Teach the secular world to long for true joy, Pope urges audience
November 07, 2012
Christians in the contemporary world should “promote a pedagogy of desire,” helping society to recognize the longing for God, Pope Benedict XVI told his public audience on November 7.
Continuing his series of talks on the faith, the Pope said that “man carries within himself a mysterious desire for God.” But that desire is suppressed in secularized Western cultures, which have dulled the yearning for God in the quest for material satisfaction. Still, man by nature naturally seeks for more than fleeting pleasures, the Pope said. Even secularized men longs for the experience of “going beyond oneself,” finding a greater good. Love provides some satisfaction for this longing, yet “the human experience of love has a dynamism that draws us beyond ourselves.”
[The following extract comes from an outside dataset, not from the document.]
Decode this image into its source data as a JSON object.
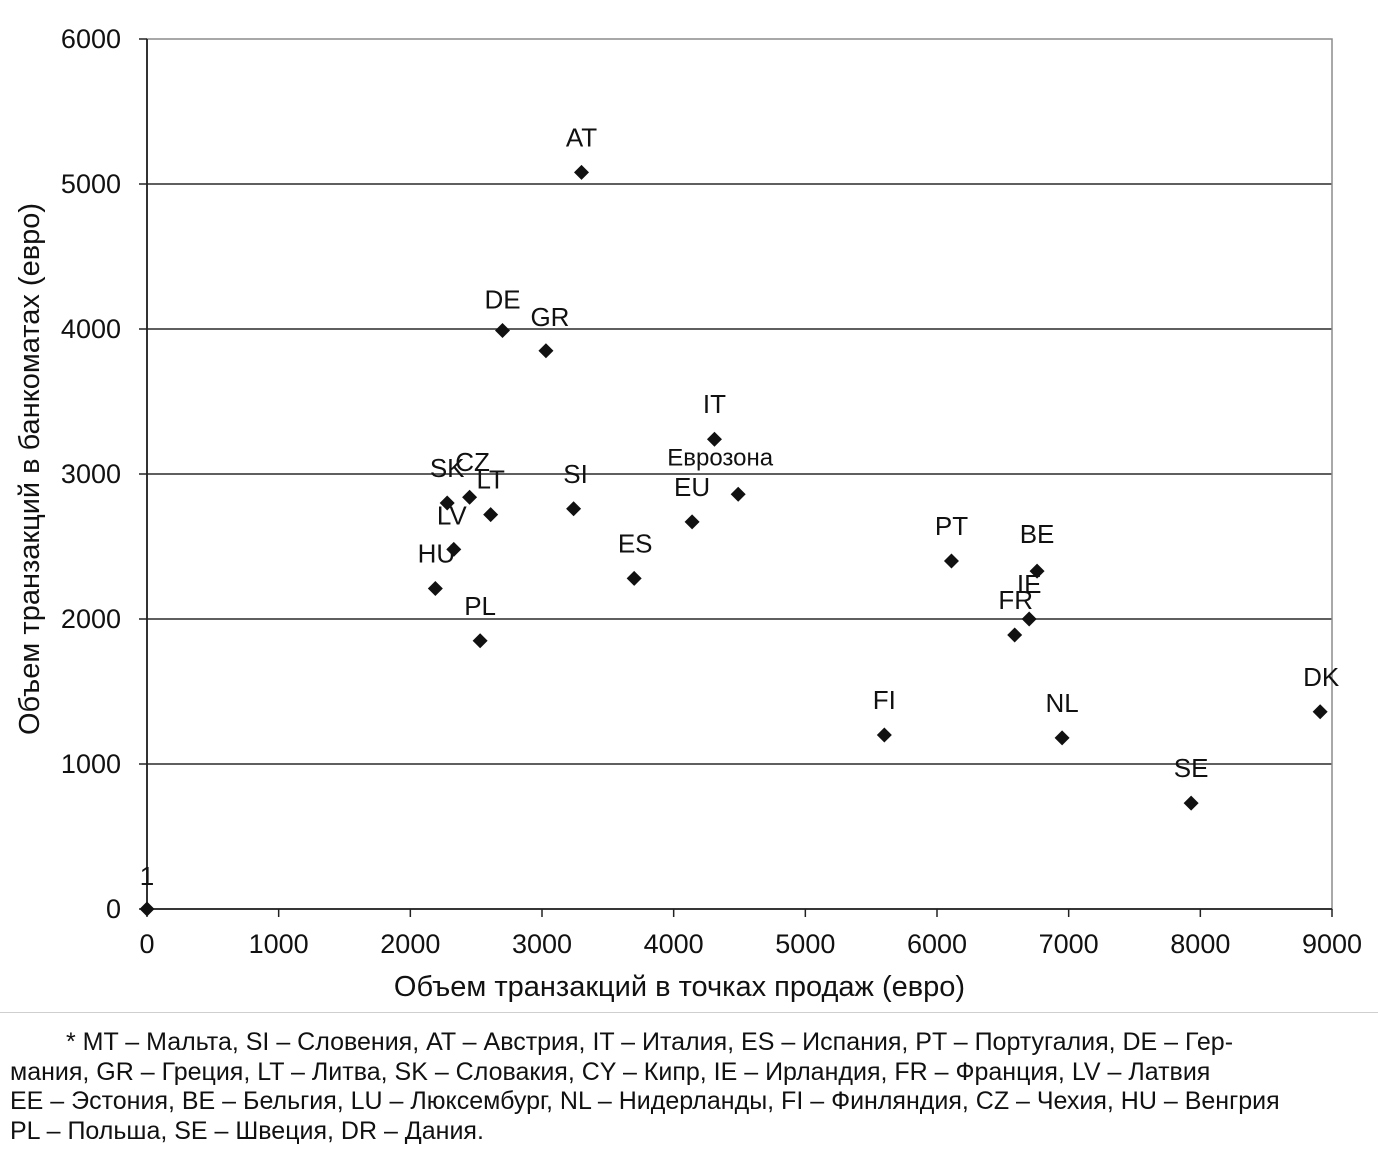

Citing the familiar saying of St. Augustine that the human heart is restless until it rests in God, Pope Benedict said that unrest “proves that man is, deep down, a religious being.”
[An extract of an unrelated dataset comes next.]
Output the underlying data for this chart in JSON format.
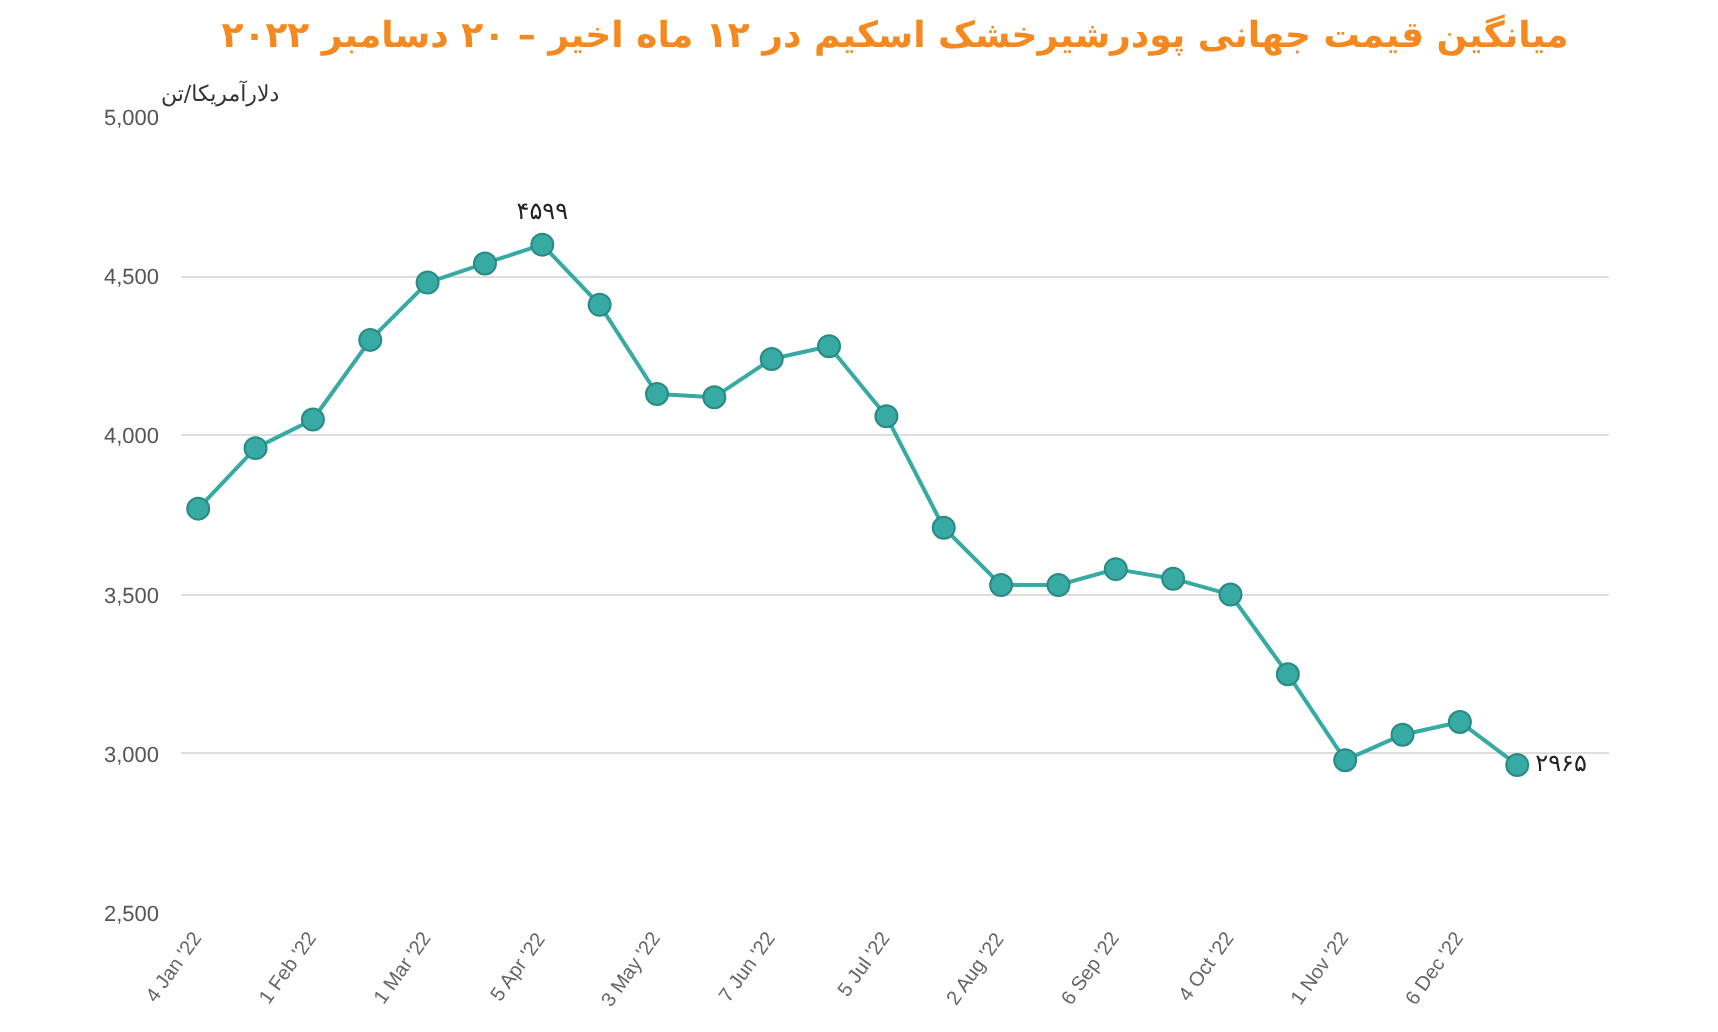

To help a secularized world satisfy that innate religious impulse, the Pope called for that “pedagogy of desire, both for the journey of those who still do not believe and for those who have already received the gift of faith.” Believers and non-believers alike, he said, should be encouraged in “learning or re-learning an authentic taste for the joys of life.”
A related need, the Pope continued, is “never settling for what has been achieved.” The quest for true joy leads on an “upward climb,” which finds its goal in union with God.